B-2 Dropping B61 NukeJournalist and occassional conspiracy theorist Seymour Hersh reports that the US is considering attacking Iran with nukes. More specifically, he claims that President Bush is demanding that the US military develop an option for taking out hardened bunkers in Iran's nuclear infrastructure with B61-11 tactical nuclear bombs.

I have some fleeting experience with the old B61 tac nuke, called "The Silver Bullet" because it looked like a shiny Mk-82 conventional 500 pound bomb and because it packed enough punch to take out any threat you faced. It was perfect for clearing out enemy airfields.

This new model appears to be a modification of the old bomb. After all, these things are hand-made and cost millions of bucks. You can't just toss them away. Recycle! It looks like the Air Force has modified 750 old model 7s into model 11s. There are about 300 nuclear development sites in Iran. Perhaps a fraction of those are hardened. That means that perhaps a few dozen B61s could be used to gut the Iranian nuke program with plenty left over to use in North Korea, should the need arise.
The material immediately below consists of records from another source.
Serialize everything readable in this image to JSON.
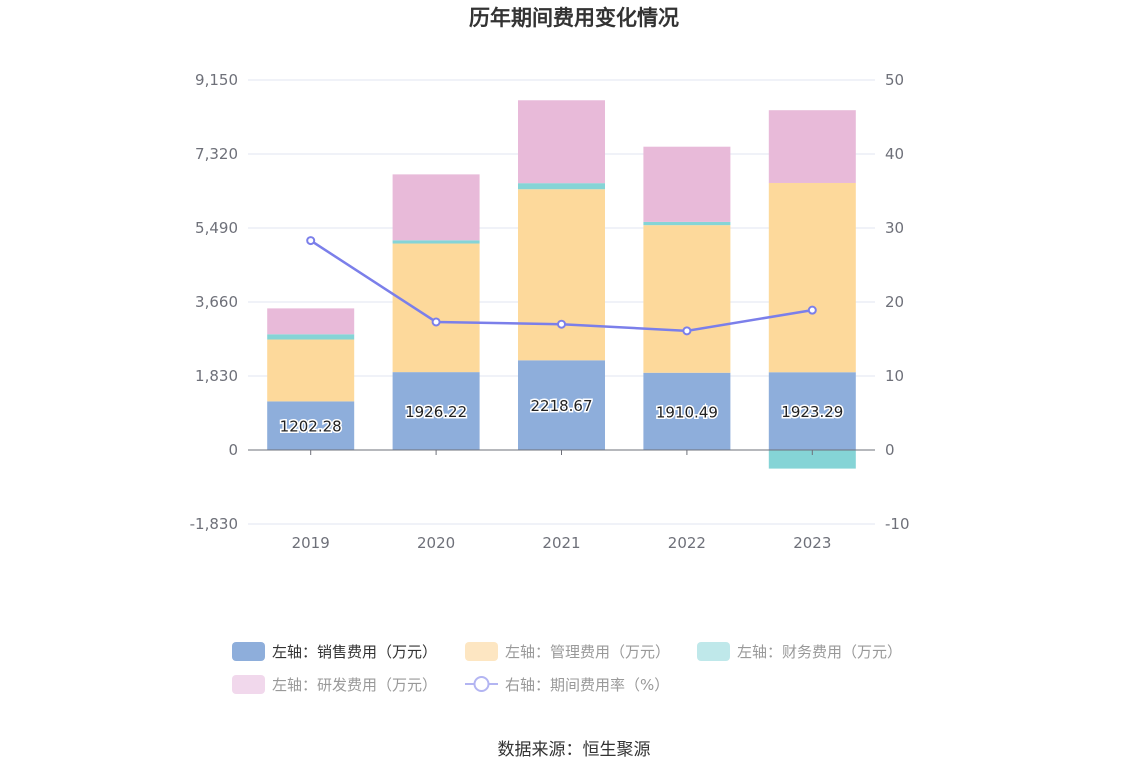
{
  "chart_data": {
    "type": "bar",
    "title": "历年期间费用变化情况",
    "categories": [
      "2019",
      "2020",
      "2021",
      "2022",
      "2023"
    ],
    "left_axis": {
      "ticks": [
        "-1,830",
        "0",
        "1,830",
        "3,660",
        "5,490",
        "7,320",
        "9,150"
      ],
      "ylim": [
        -1830,
        9150
      ]
    },
    "right_axis": {
      "ticks": [
        "-10",
        "0",
        "10",
        "20",
        "30",
        "40",
        "50"
      ],
      "ylim": [
        -10,
        50
      ]
    },
    "stacked": true,
    "series": [
      {
        "name": "左轴：销售费用（万元）",
        "axis": "left",
        "color": "#8eaedb",
        "values": [
          1202.28,
          1926.22,
          2218.67,
          1910.49,
          1923.29
        ],
        "labels": [
          "1202.28",
          "1926.22",
          "2218.67",
          "1910.49",
          "1923.29"
        ]
      },
      {
        "name": "左轴：管理费用（万元）",
        "axis": "left",
        "color": "#fdd99b",
        "values": [
          1530,
          3180,
          4230,
          3650,
          4680
        ]
      },
      {
        "name": "左轴：财务费用（万元）",
        "axis": "left",
        "color": "#85d4d6",
        "values": [
          130,
          80,
          150,
          80,
          0
        ],
        "negative_values": [
          0,
          0,
          0,
          0,
          -460
        ]
      },
      {
        "name": "左轴：研发费用（万元）",
        "axis": "left",
        "color": "#e8bad9",
        "values": [
          640,
          1630,
          2050,
          1860,
          1800
        ]
      },
      {
        "name": "右轴：期间费用率（%）",
        "axis": "right",
        "type": "line",
        "color": "#7b7fea",
        "values": [
          28.3,
          17.3,
          17.0,
          16.1,
          18.9
        ]
      }
    ],
    "legend_position": "bottom"
  },
  "legend": [
    {
      "label": "左轴：销售费用（万元）",
      "color": "#8eaedb",
      "kind": "box",
      "faded": false
    },
    {
      "label": "左轴：管理费用（万元）",
      "color": "#fde6c2",
      "kind": "box",
      "faded": true
    },
    {
      "label": "左轴：财务费用（万元）",
      "color": "#bfe8ea",
      "kind": "box",
      "faded": true
    },
    {
      "label": "左轴：研发费用（万元）",
      "color": "#f1d8ec",
      "kind": "box",
      "faded": true
    },
    {
      "label": "右轴：期间费用率（%）",
      "color": "#b3b5f2",
      "kind": "line",
      "faded": true
    }
  ],
  "source": "数据来源：恒生聚源"
}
The -11 modification kept the guts of the bomb but has given it a stronger case and cut away the parachute that slowed it down so that the delivery aircraft could fly clear of the blast. This nuke is meant to smack the target with the maximum kinetic energy and burrow in to detonate beneath the surface. When the yield is set for 10 kilotons and the bomb detonates four feet below the surface, the shock wave can crush a bunker buried under a hundred yards of layered rock. That's bad news for bad guys hiding in their burrows like rats huddled around their nasty little nukes.
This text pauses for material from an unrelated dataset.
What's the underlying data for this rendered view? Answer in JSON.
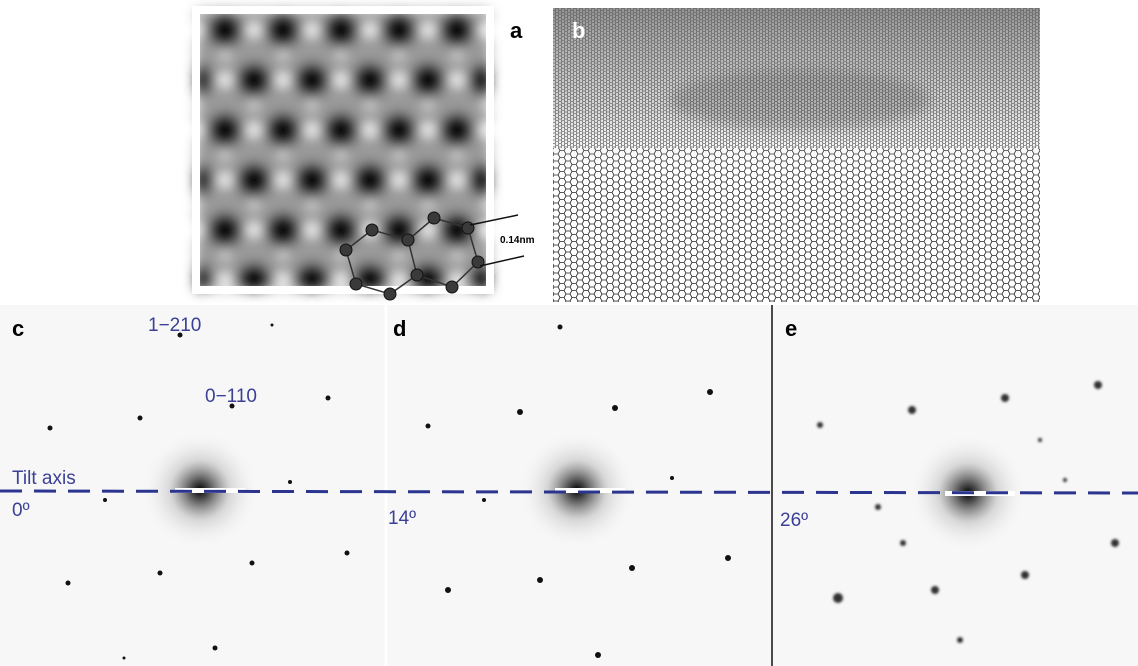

The Bush administration is strongly denying Hersh's accusation and Hersh is often half-baked and biased against America in his criticism and sloppy in his documentation. However, it would be crazy if the military was not developing a contingency plan for striking Iran. That's what the Pentagon does all year round: develop contingency plans for war, almost all of which gather dust and are never used. In such a contingency plan, certainly there is an option to use bunker-busting tac nukes. The decision to use them is political. I don't doubt that if we know where the Iranian nuke sites are located, we can take them out. I hope it doesn't come to that, but I think I'm hoping in vain.